Outre les ressources naturelles avérées, dont la seule qui soit mise en exergue jusqu’à ce jour est l’énergie fossile, le pays recèle cette ressource humaine qui a pour nom la jeunesse. Cette ressource reste en friche, voire à la marge, tant qu’elle n’est pas prise en considération d’une façon sérieuse et rationnelle dans la stratégie de développement du pays. Les programmes sectoriels de plusieurs ministères ont intégré au cours de ces dernières années la donne des besoins de la jeunesse. Cependant, la cohérence et la durabilité des actions prévues ne sont pas véritablement garanties. Il y a même quelque part amalgame entre d’une part les programmes sociaux du gouvernement, pilotés par exemple par le ministère de la Solidarité et destinés à atténuer, seulement atténuer, les difficultés et l’angoisse générées par le chômage et la mal-vie, et, d’autre part, les projets d’investissements dans lesquelles s’impliquent les entreprises pour créer des richesses et des emplois. Cette confusion se prolonge dans les chiffres de l’emploi donnés par le ministère de la Solidarité et par les discours et explications des officiels promptement répercutés par la presse. En réalité, par-delà les chiffres (vrais, approximatifs ou carrément utopiques) qui voudraient établir une certaine ‘’prouesse’’ de la gestion du dossier de la jeunesse, les faits et les drames dans lesquels évoluent cette frange majoritaire de la société demeurent têtus ; ils ne semblent être sensibles à aucune ‘’atténuation chiffrée’’.
Ces drames ont pour noms violence sociale, banditisme, suicide, harga, tentation intégriste, analphabétisme (dans un monde de plus en plus numérisé), chômage, esprit nihiliste,…
Comment a-t-on pu faire pour transformer une énergie juvénile, fougueuse et prometteuse, en un boulet explosif que la société traîne nonchalamment et que les pouvoirs publics se contentent d’inscrire sur les tablettes de chimériques projets de développement ? Jusqu’au début de ce nouveau millénaire, l’Algérie était considérée plutôt comme zone de transit pour l’émigration clandestine africaine que véritable “acteur” en la matière.

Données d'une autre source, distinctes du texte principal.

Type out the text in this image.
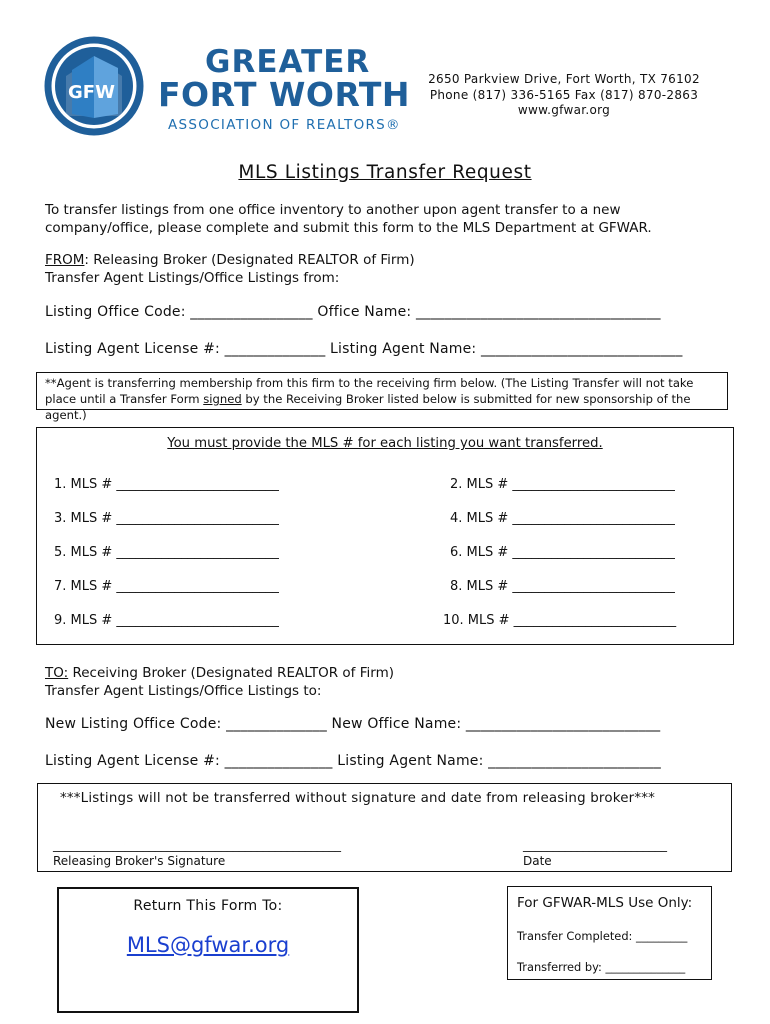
GFW
GREATER
FORT WORTH
ASSOCIATION OF REALTORS®
2650 Parkview Drive, Fort Worth, TX 76102
Phone (817) 336-5165 Fax (817) 870-2863
www.gfwar.org
MLS Listings Transfer Request
To transfer listings from one office inventory to another upon agent transfer to a new company/office, please complete and submit this form to the MLS Department at GFWAR.
FROM: Releasing Broker (Designated REALTOR of Firm)
Transfer Agent Listings/Office Listings from:
Listing Office Code: _________________ Office Name: __________________________________
Listing Agent License #: ______________ Listing Agent Name: ____________________________
**Agent is transferring membership from this firm to the receiving firm below. (The Listing Transfer will not take place until a Transfer Form signed by the Receiving Broker listed below is submitted for new sponsorship of the agent.)
You must provide the MLS # for each listing you want transferred.
1. MLS # _________________________	2. MLS # _________________________
3. MLS # _________________________	4. MLS # _________________________
5. MLS # _________________________	6. MLS # _________________________
7. MLS # _________________________	8. MLS # _________________________
9. MLS # _________________________	10. MLS # _________________________
TO: Receiving Broker (Designated REALTOR of Firm)
Transfer Agent Listings/Office Listings to:
New Listing Office Code: ______________ New Office Name: ___________________________
Listing Agent License #: _______________ Listing Agent Name: ________________________
***Listings will not be transferred without signature and date from releasing broker***
________________________________________________
Releasing Broker's Signature
________________________
Date
Return This Form To:
MLS@gfwar.org
For GFWAR-MLS Use Only:
Transfer Completed: _________
Transferred by: ______________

Il se trouve qu’en quelques années notre pays est en passe de rivaliser en la matière avec les pays du tiers-monde les plus enfoncés dans la misère.
Cette “exportation” d’une jeunesse poussée dans ses derniers retranchements et mise en situation de loques humaines n’a probablement pas d’équivalent dans l’histoire sociale de l’Algérie. Y a t-il un signe plus révélateur de l’échec d’une politique sensée servir la frange la plus importante de la population algérienne représentant presque 70% de celle-ci ? A l’échelle des anciennes colonies et du continent africain en particulier les analystes parlent crûment de l’échec des indépendances.
On ne sait précisément si la mission d’appréhender le phénomène de l’émigration clandestine devrait revenir au ministère de la Solidarité nationale, lequel a organisé un séminaire au cours de l’année dernière sur ce nouveau phénomène de société. Quoi qu’il en soit, il est heureux qu’une partie officielle ayant compétence de pouvoirs publics manifeste de l’intérêt à ce qui est devenu la réalité la plus symptomatique de l’état de déréliction humaine dans lequel se trouve plongée une importante frange de la jeunesse algérienne en ce début du 3e millénaire.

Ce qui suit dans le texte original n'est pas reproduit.